Design for Cost: Building Smarter Products from the Start

Aug 20, 2025

In manufacturing, most cost-saving efforts come after the design is finished.
But by that stage, you’re locked in. The tooling is built. The processes are agreed. The suppliers are quoting based on decisions already made.

So here’s the hard truth:

Most product costs are set long before a single part is made.

If you want to truly control costs, you need to start earlier, right at the drawing board.

This is where Design for Cost (DfC) comes in.

 

What Is Design for Cost?

Design for Cost means developing products with cost awareness baked in, not as an afterthought.

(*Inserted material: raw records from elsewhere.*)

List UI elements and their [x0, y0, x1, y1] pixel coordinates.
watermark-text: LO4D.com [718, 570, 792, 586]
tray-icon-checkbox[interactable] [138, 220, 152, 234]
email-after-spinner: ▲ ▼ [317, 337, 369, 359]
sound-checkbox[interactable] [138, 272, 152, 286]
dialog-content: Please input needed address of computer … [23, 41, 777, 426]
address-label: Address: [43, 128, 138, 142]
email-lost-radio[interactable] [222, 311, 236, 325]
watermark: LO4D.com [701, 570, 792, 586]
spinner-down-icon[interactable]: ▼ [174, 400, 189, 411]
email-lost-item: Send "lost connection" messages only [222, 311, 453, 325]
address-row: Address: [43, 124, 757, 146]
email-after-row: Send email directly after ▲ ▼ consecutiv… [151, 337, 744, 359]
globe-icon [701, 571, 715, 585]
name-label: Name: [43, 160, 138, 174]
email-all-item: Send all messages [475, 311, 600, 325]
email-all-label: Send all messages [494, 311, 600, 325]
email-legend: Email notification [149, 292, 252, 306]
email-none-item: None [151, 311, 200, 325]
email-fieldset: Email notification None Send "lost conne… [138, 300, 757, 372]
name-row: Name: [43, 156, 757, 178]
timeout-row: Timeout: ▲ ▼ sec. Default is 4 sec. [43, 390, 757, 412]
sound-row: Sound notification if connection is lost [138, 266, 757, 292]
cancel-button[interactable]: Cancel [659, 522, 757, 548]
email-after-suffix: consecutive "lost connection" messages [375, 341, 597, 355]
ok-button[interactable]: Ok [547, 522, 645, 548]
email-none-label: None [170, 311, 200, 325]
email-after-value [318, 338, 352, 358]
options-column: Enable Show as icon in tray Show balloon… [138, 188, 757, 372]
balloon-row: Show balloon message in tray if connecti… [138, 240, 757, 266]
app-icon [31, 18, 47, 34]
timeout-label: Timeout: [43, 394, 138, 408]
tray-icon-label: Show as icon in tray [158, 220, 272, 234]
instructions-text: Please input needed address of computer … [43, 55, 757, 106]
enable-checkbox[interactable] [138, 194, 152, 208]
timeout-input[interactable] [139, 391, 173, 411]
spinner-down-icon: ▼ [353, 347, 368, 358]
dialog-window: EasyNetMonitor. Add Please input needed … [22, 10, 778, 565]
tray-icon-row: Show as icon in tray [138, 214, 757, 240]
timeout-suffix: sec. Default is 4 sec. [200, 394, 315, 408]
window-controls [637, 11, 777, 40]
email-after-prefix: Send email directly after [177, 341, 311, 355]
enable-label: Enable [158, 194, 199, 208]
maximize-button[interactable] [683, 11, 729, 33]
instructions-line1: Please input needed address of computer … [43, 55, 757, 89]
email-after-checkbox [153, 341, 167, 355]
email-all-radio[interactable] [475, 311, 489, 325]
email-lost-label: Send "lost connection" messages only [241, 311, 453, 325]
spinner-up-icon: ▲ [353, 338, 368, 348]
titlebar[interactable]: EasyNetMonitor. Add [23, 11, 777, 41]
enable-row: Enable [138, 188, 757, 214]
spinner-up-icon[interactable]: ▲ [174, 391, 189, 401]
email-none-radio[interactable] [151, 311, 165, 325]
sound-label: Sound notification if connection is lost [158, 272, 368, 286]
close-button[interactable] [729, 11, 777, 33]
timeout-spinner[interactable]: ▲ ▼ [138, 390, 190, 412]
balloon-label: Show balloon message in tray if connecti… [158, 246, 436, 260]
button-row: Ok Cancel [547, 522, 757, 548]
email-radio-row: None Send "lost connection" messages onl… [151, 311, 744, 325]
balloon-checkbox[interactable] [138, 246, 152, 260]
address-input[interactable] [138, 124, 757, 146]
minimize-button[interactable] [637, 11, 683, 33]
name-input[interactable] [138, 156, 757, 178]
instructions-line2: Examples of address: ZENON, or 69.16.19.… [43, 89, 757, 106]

It’s not about cutting corners. It’s about making informed decisions:

  • Choosing the right materials for function and affordability

  • Simplifying geometry to reduce machining time

  • Standardising parts to reduce inventory

  • Considering assembly early to avoid hidden labour costs

This approach doesn’t compromise on quality. It reduces waste, avoids overengineering, and delivers better value from the start.

 

Why Most Teams Miss This

In many companies, design happens in one silo, and costing in another.

Engineering focuses on performance and compliance.
Procurement deals with cost once the design is “done.”
Manufacturing inherits the result and tries to make it work.

By then, the chances to reduce cost without rework are slim.

Fix: Bring cost conversations into design reviews. Use basic cost models and part comparisons to guide early decisions.

3 Practical Ways to Start Designing for Cost

  1. Use Cost Comparisons During Concept Selection

Don’t just pick the strongest or sleekest design. Compare the manufacturing cost of multiple options.

Even a quick comparison of material usage, processing time, or tooling needs can highlight big differences — early enough to do something about it.

  1. Simplify Features Where Possible

Ask:

  • Do we need this undercut?

  • Is this tight tolerance essential?

  • Could this be welded instead of machined?

Reducing features doesn’t mean reducing function. It means making smarter design calls with cost in mind.

  1. Engage Suppliers Early

If a part is complex, don’t wait for the RFQ. Talk to a trusted supplier about manufacturability during the design phase.

They’ll often suggest simpler, cheaper alternatives, and they’ll appreciate being involved.

 

The Payoff

When you design with cost in mind, you don’t just lower the price, you:

  • Reduce time-to-market by avoiding late rework

  • Improve supplier engagement with clearer, more buildable parts

  • Protect your margins from day one

You also empower your teams to make better decisions because they understand the cost consequences of their work.

 

Design Is Where Cost Lives

If you want better control of product cost, start where the cost begins, with design.

It doesn’t take complex tools. It takes the mindset to ask better questions early, and the systems to support smarter choices.

Because the best time to save cost… is before it ever gets built.